R- Cristo falava por metáforas. Dar a outra face não quer dizer, como foi entendido durante muitos anos - no sentido literal - se sujeitar ao Outro. Dar uma face seria confirmar a sua imagem e dar a outra face é oferecer ao Outro mais do que isso, é oferecer ao Outro uma perspectiva de si que não foi vista por ele. É propiciar que se veja em minha “outra face” como em uma tela em branco, na qual projete seu próprio filme e perceba que pode ser o protagonista de sua própria história. Essa atitude seria regida pelo amor daquele que se dá ao próximo, que oferece de si tentando estabelecer uma relação fraternal. Esta é uma das preocupações cristãs: fraternidade.
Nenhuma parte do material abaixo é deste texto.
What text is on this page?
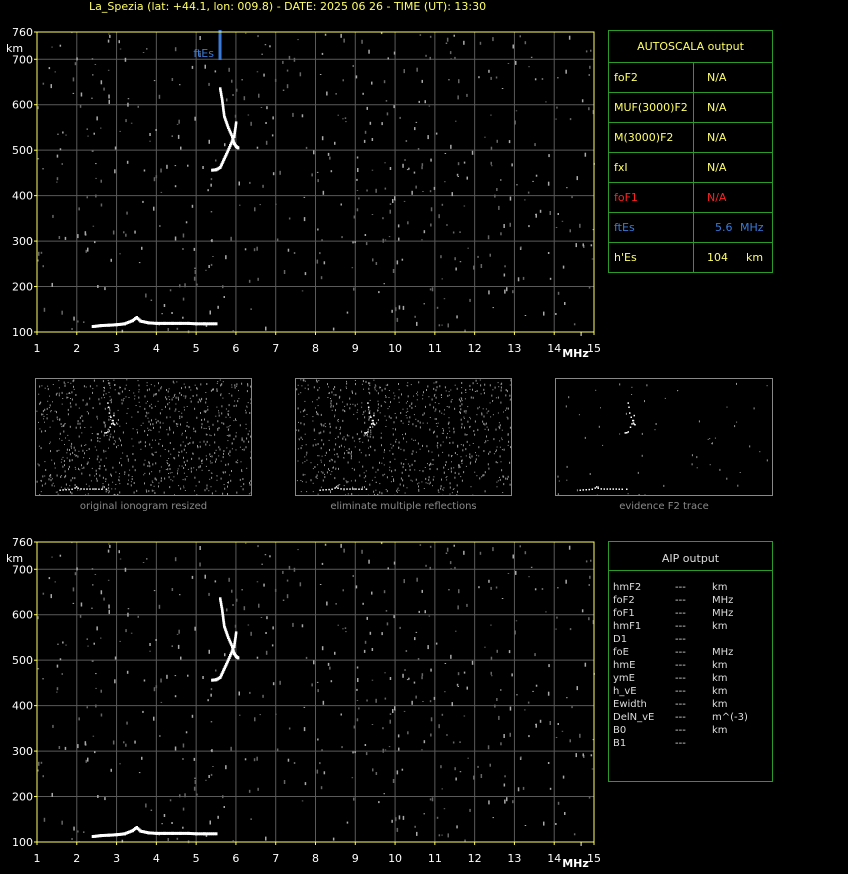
La_Spezia (lat: +44.1, lon: 009.8) - DATE: 2025 06 26 - TIME (UT): 13:30
ftEs
100
200
300
400
500
600
700
760
km
1	2	3	4	5	6	7	8	9	10 11 12 13 14 15
MHz
100
200
300
400
500
600
700
760
km
1	2	3	4	5	6	7	8	9	10 11 12 13 14 15
MHz
AUTOSCALA output
foF2	N/A
MUF(3000)F2 N/A
M(3000)F2	N/A
fxI	N/A
foF1	N/A
ftEs	5.6 MHz
h'Es	104 km
original ionogram resized	eliminate multiple reflections	evidence F2 trace
AIP output
hmF2	---	km
foF2	---	MHz
foF1	---	MHz
hmF1	---	km
D1	---
foE	---	MHz
hmE	---	km
ymE	---	km
h_vE	---	km
Ewidth	---	km
DelN_vE ---	m^(-3)
B0	---	km
B1	---
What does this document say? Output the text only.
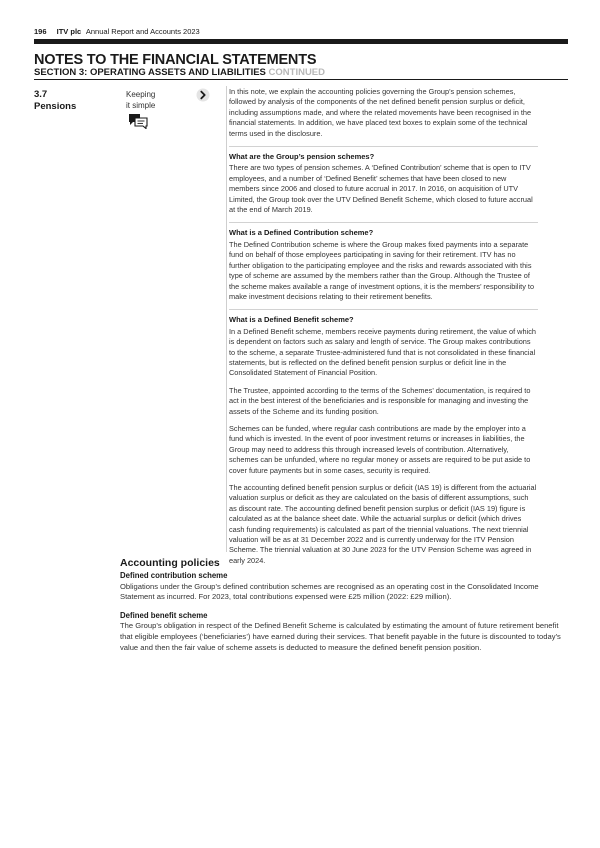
196 ITV plc Annual Report and Accounts 2023
NOTES TO THE FINANCIAL STATEMENTS
SECTION 3: OPERATING ASSETS AND LIABILITIES CONTINUED
3.7
Pensions
Keeping
it simple

In this note, we explain the accounting policies governing the Group’s pension schemes, followed by analysis of the components of the net defined benefit pension surplus or deficit, including assumptions made, and where the related movements have been recognised in the financial statements. In addition, we have placed text boxes to explain some of the technical terms used in the disclosure.

What are the Group’s pension schemes?

There are two types of pension schemes. A ‘Defined Contribution’ scheme that is open to ITV employees, and a number of ‘Defined Benefit’ schemes that have been closed to new members since 2006 and closed to future accrual in 2017. In 2016, on acquisition of UTV Limited, the Group took over the UTV Defined Benefit Scheme, which closed to future accrual at the end of March 2019.

What is a Defined Contribution scheme?

The Defined Contribution scheme is where the Group makes fixed payments into a separate fund on behalf of those employees participating in saving for their retirement. ITV has no further obligation to the participating employee and the risks and rewards associated with this type of scheme are assumed by the members rather than the Group. Although the Trustee of the scheme makes available a range of investment options, it is the members’ responsibility to make investment decisions relating to their retirement benefits.

What is a Defined Benefit scheme?

In a Defined Benefit scheme, members receive payments during retirement, the value of which is dependent on factors such as salary and length of service. The Group makes contributions to the scheme, a separate Trustee-administered fund that is not consolidated in these financial statements, but is reflected on the defined benefit pension surplus or deficit line in the Consolidated Statement of Financial Position.

The Trustee, appointed according to the terms of the Schemes’ documentation, is required to act in the best interest of the beneficiaries and is responsible for managing and investing the assets of the Scheme and its funding position.

Schemes can be funded, where regular cash contributions are made by the employer into a fund which is invested. In the event of poor investment returns or increases in liabilities, the Group may need to address this through increased levels of contribution. Alternatively, schemes can be unfunded, where no regular money or assets are required to be put aside to cover future payments but in some cases, security is required.

The accounting defined benefit pension surplus or deficit (IAS 19) is different from the actuarial valuation surplus or deficit as they are calculated on the basis of different assumptions, such as discount rate. The accounting defined benefit pension surplus or deficit (IAS 19) figure is calculated as at the balance sheet date. While the actuarial surplus or deficit (which drives cash funding requirements) is calculated as part of the triennial valuations. The next triennial valuation will be as at 31 December 2022 and is currently underway for the ITV Pension Scheme. The triennial valuation at 30 June 2023 for the UTV Pension Scheme was agreed in early 2024.

Accounting policies
Defined contribution scheme

Obligations under the Group’s defined contribution schemes are recognised as an operating cost in the Consolidated Income Statement as incurred. For 2023, total contributions expensed were £25 million (2022: £29 million).

Defined benefit scheme

The Group’s obligation in respect of the Defined Benefit Scheme is calculated by estimating the amount of future retirement benefit that eligible employees (‘beneficiaries’) have earned during their services. That benefit payable in the future is discounted to today’s value and then the fair value of scheme assets is deducted to measure the defined benefit pension position.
Os homens deveriam ser companheiros de jornada na construção de suas histórias, delas sendo autores, sendo diretores e protagonistas de seus filmes, escolhendo os cenários e personagens. Sermos personagens imaginários nas histórias uns dos outros não dá certo e só traz frustração. Ele também disse : “Dai a César o que é de César...” Ou seja, fica assim delimitado cada espaço: cada um estava em seu âmbito, César e Deus, assim como as relações entre as pessoas, que devem ser verdadeiras e não hipócritas. Cristo pregava serenidade e não sujeição. Ele expulsou com chicote e irado os mercadores do templo. Não sentir raiva ou devolver com bondade uma humilhação, um mau trato, são construções institucionais( intencionais, muitas vezes) . Essa foi uma outra deturpação da fala de Cristo. Acho que nesse poema expresso um pouco isso. Digo um não à sujeição e à hipocrisia, que tanto enfraquecem o ser humano em suas relações com o outro e consigo mesmo.
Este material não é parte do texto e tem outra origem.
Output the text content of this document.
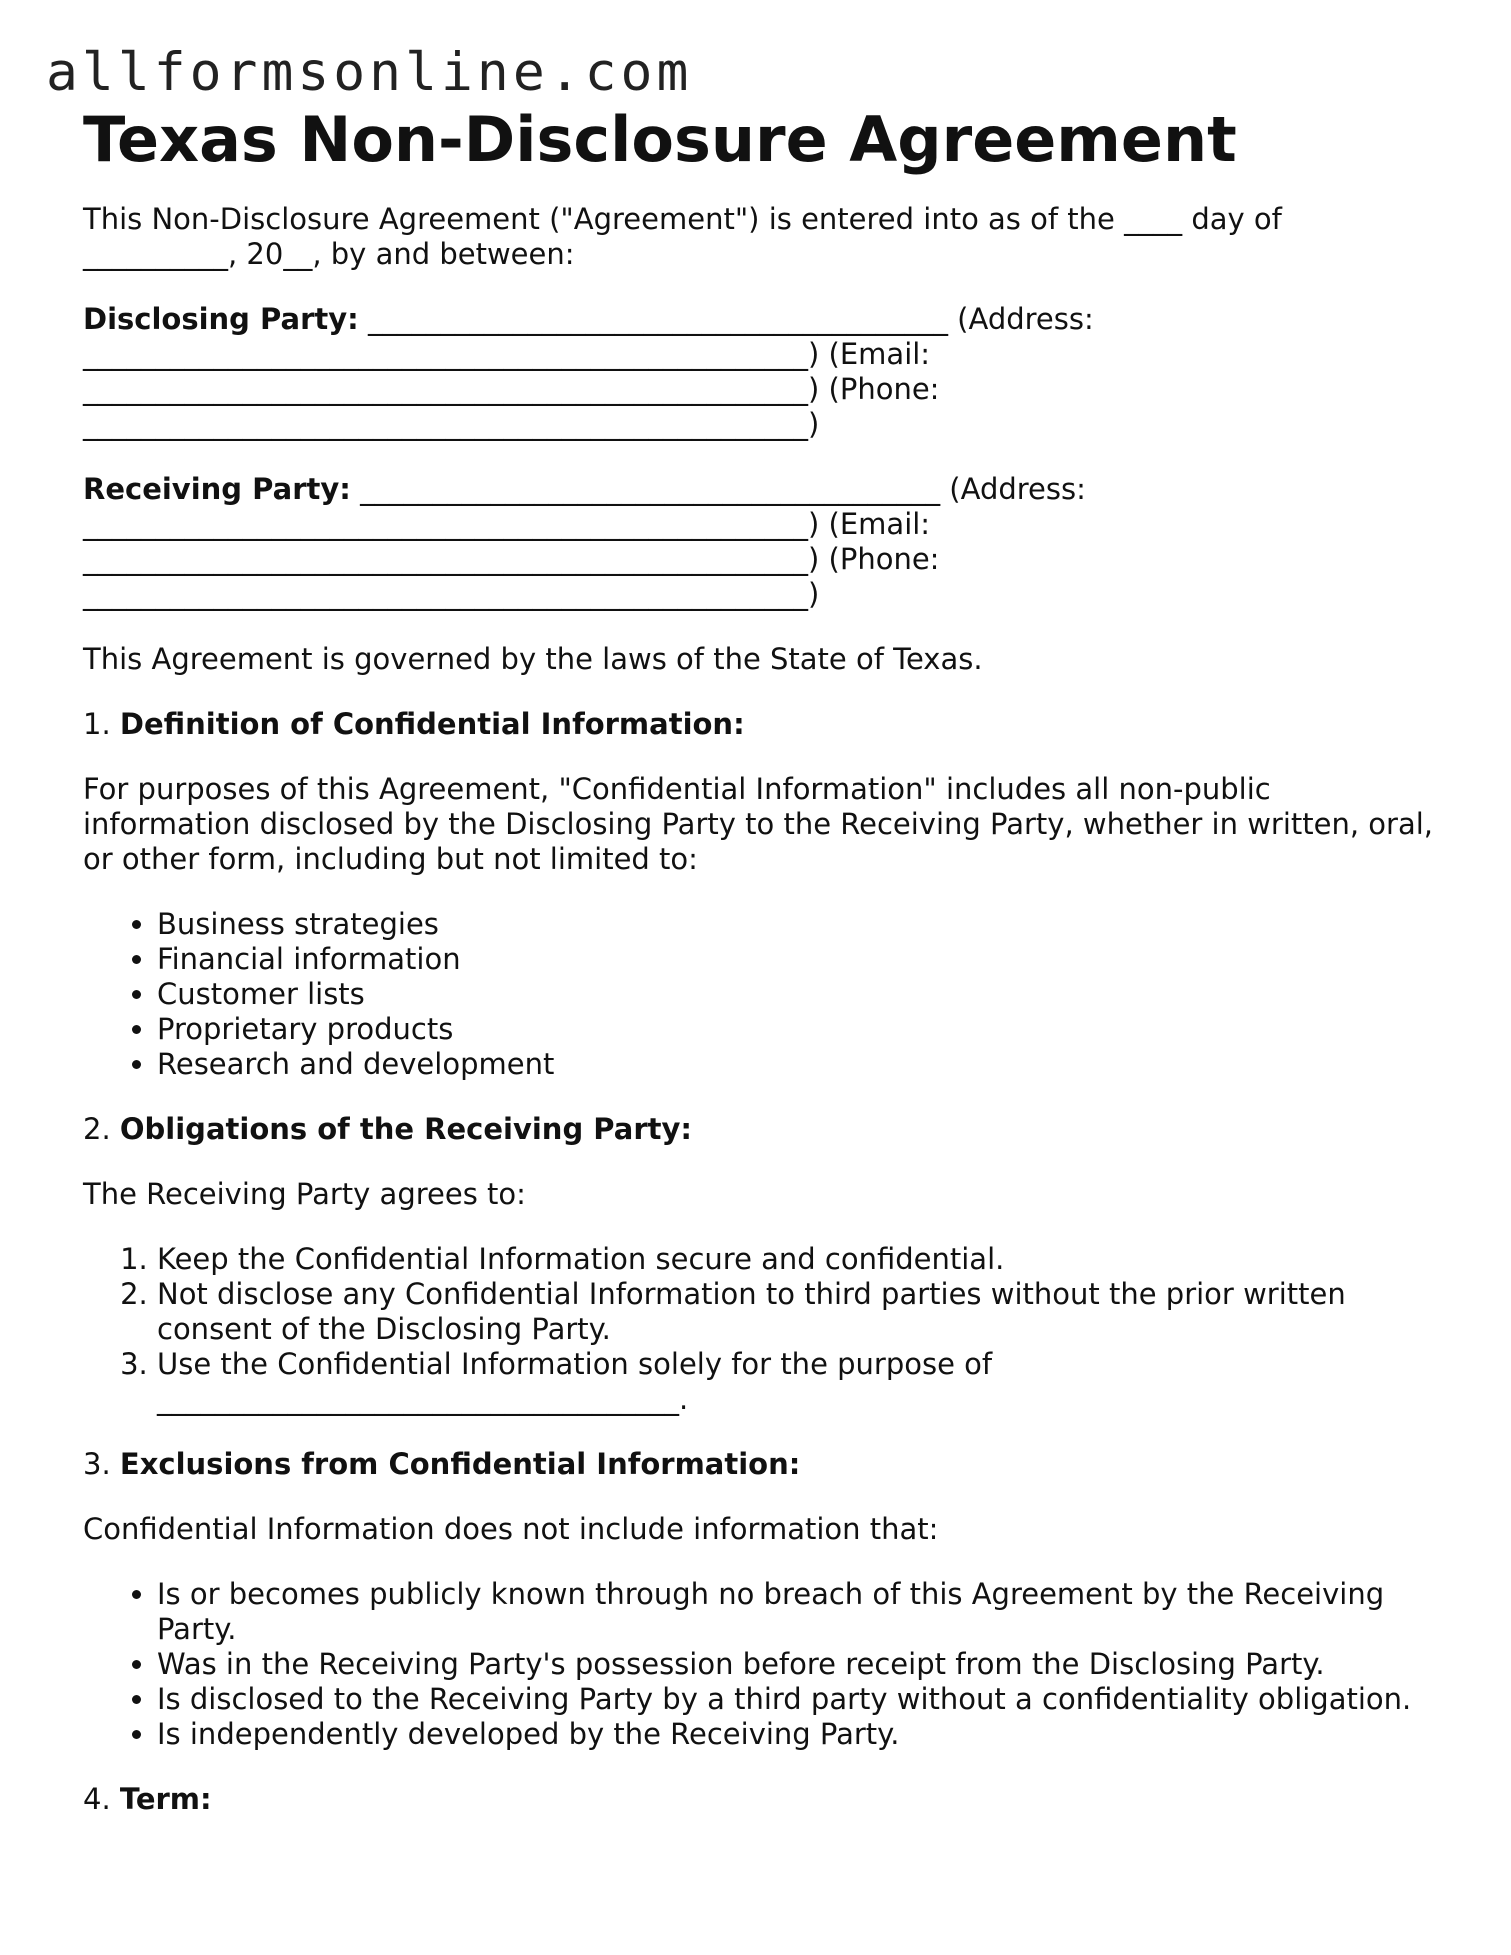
allformsonline.com
Texas Non-Disclosure Agreement

This Non-Disclosure Agreement ("Agreement") is entered into as of the ____ day of
__________, 20__, by and between:

Disclosing Party: ________________________________________ (Address:
__________________________________________________) (Email:
__________________________________________________) (Phone:
__________________________________________________)

Receiving Party: ________________________________________ (Address:
__________________________________________________) (Email:
__________________________________________________) (Phone:
__________________________________________________)

This Agreement is governed by the laws of the State of Texas.

1. Definition of Confidential Information:

For purposes of this Agreement, "Confidential Information" includes all non-public information disclosed by the Disclosing Party to the Receiving Party, whether in written, oral, or other form, including but not limited to:

• Business strategies
• Financial information
• Customer lists
• Proprietary products
• Research and development

2. Obligations of the Receiving Party:

The Receiving Party agrees to:

1. Keep the Confidential Information secure and confidential.
2. Not disclose any Confidential Information to third parties without the prior written consent of the Disclosing Party.
3. Use the Confidential Information solely for the purpose of ____________________________________.

3. Exclusions from Confidential Information:

Confidential Information does not include information that:

• Is or becomes publicly known through no breach of this Agreement by the Receiving Party.
• Was in the Receiving Party's possession before receipt from the Disclosing Party.
• Is disclosed to the Receiving Party by a third party without a confidentiality obligation.
• Is independently developed by the Receiving Party.

4. Term:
2.O que o poeta tem de professor?
R- Muito. O poeta, como o professor, professa. Fala, é um arauto. Diz do seu tempo. Há sempre alguém querendo ouvi-lo, porque mesmo que diga de si, diz do outro. Essa é a grande responsabilidade dos dois. E o grande perigo. Há que se ter sempre uma postura de aprendiz. Dizem os budistas que ficar preso ao conhecimento está distante da sabedoria, porque o conhecimento só revela o objeto e não o verdadeiro Eu. Tento manter uma postura de respeito quando escuto e presto atenção ao que ouço e digo, principalmente às crianças. Tenho trabalhado com elas e vejo como guardam e recorrem ao que lhes é dito. Como gostam de ouvir histórias, reais ou imaginárias. E como transportam para suas vidas o que escutam. A palavra me encanta, mas reconheço que pode ser uma arma. Tenho horror àqueles que detém o poder através da palavra, assim como através do conhecimento. Mais uma vez o poeta e o professor se aproximam: os dois trabalham com a palavra e com o conhecimento. O poeta e o professor trabalham com a arte, com a criatividade, com a imaginação, com a sensibilidade, enfim. Têm uma função muito importante, pois estão sempre desequilibrando, provocando o surgimento de novos caminhos.
3.Quais is escritores que fazem a sua cabeça?
R - Fiz o clássico e ainda releio alguns dos autores que li, com a avidez de adolescente que descobre o mundo, naquela época conturbada e transformadora do final dos anos 60: Émile Zola, Sthendal, Bernard Shaw, Eugênio Evtuchenko, Graciliano Ramos, Guimarães Rosa, Jorge Amado, Clarice Lispector, Rubem Braga. Decididamente eles fizeram e ainda fazem minha cabeça.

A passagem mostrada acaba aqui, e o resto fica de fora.